Thorn quickly scanned the data slate. Seventy-one incidents were recorded, and three of them had been fatal—two Scorches who’d simply lost control of their powers and immolated themselves, and a Tidal who’d succumbed to a truly freakish accident. She’d had the misfortune to be on an EVA when the vision struck and managed to drown herself in her own vacsuit before anyone could intervene. Tidals could not only control water, they could make it, and in losing control of her ability, the ’caster shifted from target to victim in one fatal moment.

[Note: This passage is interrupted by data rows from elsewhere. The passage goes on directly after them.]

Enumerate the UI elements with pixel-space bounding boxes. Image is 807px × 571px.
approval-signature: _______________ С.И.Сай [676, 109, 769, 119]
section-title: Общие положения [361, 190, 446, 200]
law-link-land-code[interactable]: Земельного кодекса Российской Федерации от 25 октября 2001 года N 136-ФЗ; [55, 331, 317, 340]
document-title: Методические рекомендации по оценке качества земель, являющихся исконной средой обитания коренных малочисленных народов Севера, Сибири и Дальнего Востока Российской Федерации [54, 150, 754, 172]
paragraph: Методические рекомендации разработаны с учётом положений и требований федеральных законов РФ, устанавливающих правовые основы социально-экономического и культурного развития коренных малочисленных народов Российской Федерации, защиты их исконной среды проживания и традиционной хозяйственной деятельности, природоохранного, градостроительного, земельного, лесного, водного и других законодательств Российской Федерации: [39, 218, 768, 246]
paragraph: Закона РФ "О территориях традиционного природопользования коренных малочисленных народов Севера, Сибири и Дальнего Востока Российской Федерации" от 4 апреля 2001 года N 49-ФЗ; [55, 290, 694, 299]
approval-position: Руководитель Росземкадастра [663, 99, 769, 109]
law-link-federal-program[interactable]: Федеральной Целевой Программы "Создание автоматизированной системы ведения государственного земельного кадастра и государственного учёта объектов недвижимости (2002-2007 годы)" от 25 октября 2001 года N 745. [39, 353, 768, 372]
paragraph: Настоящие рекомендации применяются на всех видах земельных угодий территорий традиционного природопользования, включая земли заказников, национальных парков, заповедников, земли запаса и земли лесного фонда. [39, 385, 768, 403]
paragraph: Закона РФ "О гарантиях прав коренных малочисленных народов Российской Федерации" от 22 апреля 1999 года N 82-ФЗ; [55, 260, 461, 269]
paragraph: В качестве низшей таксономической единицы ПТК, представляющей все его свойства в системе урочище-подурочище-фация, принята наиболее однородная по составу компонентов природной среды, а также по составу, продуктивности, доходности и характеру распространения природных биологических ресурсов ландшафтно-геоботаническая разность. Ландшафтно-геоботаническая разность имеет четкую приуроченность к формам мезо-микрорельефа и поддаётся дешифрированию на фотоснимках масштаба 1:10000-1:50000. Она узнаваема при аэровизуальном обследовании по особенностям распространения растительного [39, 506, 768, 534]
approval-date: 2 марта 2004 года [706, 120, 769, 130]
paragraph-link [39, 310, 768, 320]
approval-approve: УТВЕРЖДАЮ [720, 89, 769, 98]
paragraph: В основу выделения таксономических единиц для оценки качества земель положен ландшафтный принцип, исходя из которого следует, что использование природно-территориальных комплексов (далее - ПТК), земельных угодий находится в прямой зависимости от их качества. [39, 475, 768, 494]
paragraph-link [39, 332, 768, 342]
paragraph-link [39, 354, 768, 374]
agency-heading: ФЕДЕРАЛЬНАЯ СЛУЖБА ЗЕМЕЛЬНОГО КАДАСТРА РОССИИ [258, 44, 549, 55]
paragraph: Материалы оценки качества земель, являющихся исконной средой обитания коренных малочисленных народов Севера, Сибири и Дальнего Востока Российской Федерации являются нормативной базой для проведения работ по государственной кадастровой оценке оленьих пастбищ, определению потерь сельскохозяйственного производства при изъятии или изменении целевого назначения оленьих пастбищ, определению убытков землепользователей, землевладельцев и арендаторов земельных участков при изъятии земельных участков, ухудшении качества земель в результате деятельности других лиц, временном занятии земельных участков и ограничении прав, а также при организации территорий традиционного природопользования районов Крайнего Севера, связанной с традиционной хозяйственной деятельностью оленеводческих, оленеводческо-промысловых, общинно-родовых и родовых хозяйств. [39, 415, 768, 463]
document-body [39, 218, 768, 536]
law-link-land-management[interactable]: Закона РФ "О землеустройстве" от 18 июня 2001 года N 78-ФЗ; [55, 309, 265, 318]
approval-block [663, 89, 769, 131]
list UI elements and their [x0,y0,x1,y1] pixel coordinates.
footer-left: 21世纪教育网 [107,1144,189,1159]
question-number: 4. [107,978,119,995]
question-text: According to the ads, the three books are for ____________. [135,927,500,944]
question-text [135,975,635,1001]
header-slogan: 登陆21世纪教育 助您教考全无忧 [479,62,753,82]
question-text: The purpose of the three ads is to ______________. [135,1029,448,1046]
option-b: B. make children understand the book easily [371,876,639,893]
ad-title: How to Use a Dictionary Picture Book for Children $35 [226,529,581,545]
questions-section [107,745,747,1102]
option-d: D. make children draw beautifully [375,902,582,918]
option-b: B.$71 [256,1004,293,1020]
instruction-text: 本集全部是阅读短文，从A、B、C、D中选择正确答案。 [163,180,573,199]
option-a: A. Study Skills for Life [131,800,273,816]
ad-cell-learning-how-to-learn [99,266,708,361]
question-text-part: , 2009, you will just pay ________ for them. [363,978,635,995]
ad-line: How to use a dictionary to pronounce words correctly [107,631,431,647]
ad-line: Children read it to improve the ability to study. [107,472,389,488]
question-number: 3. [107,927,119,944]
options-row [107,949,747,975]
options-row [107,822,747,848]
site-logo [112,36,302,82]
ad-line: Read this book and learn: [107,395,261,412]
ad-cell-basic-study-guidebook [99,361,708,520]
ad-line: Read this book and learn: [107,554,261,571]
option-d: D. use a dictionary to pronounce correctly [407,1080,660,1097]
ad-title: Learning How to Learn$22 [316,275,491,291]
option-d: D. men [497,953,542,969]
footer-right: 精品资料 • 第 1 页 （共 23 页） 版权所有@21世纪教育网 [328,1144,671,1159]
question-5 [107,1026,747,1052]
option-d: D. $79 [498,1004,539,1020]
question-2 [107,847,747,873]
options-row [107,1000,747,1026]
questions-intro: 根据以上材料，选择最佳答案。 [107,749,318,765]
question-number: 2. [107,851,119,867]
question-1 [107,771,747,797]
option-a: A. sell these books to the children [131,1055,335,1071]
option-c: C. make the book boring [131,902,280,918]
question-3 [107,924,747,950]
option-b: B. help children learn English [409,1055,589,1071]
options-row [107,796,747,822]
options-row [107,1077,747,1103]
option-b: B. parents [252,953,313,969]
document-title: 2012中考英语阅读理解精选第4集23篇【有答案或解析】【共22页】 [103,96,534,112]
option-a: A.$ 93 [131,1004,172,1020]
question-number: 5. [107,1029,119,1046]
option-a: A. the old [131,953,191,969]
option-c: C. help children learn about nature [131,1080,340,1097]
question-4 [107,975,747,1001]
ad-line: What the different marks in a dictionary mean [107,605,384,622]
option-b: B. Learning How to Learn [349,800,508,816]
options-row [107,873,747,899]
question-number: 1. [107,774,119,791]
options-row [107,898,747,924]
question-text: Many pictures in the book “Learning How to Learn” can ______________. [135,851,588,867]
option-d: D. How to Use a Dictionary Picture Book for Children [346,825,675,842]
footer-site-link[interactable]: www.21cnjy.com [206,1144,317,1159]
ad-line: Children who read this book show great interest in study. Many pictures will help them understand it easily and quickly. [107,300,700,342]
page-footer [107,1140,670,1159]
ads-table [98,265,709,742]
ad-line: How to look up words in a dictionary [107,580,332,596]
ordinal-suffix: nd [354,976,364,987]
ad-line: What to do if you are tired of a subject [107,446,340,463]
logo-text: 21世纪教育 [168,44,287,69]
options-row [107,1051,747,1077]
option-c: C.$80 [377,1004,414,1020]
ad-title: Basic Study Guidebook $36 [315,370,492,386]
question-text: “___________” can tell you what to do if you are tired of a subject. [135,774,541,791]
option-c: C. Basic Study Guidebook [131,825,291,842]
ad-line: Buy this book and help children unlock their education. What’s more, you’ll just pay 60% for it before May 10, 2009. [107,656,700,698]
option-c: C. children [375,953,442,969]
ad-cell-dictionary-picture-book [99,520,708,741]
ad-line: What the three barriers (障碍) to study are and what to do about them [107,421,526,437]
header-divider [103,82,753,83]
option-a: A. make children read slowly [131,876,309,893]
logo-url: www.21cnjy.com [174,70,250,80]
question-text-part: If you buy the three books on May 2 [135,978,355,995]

Thorn nodded. “When I first came to after the vision ended, I thought I heard screaming. Many people, all screaming together.”

“You made quite the bloodcurdling howl yourself, Stellers,” Tanner said.

“I thought it might be the stew,” the XO, Raynaud added. “That first mouthful almost made me scream, too.” She smiled, dark eyes lively, but Thorn could tell it was empty of humor, just an attempt to lighten the gloom gripping the Hecate’s bridge.

“The vision of what happened here affected all Starcasters, everywhere, all at once,” Thorn said, working through the implications. Or trying to. It was all new to him

“So it appears,” Tanner replied. “What does that mean?”

“I have no idea, sir.” He’d already recounted as much of the horrific vision as he could remember to Tanner and the Raynaud, holding nothing back. “It must have something to do with that little girl. She was clearly powerful—hell, powerful enough to shield herself from a KEW (Kinetic Energy Weapon) impact and knock more KEW’s right out of the sky.”

“That sounds like some you-level magic,” the XO said.

Thorn shook his head. “I doubt I’d be able to pull that off, ma’am—not without doing things to reality that we might really regret. What she did doesn’t seem to have had any lasting effects, though. And she was just a little kid—three or four years old, maybe. I’ve never heard of a child manifesting more than the occasional, random effect, like starting a fire, freezing the water in a pot, that sort of thing. It’s just enough to flag the fact they actually have magical talent, and that’s it.”

Tanner turned to the main viewscreen. “Well, it seems the Nyctus somehow recognized what she was capable of and decided to put an end to it,” he said, his voice soft and somber.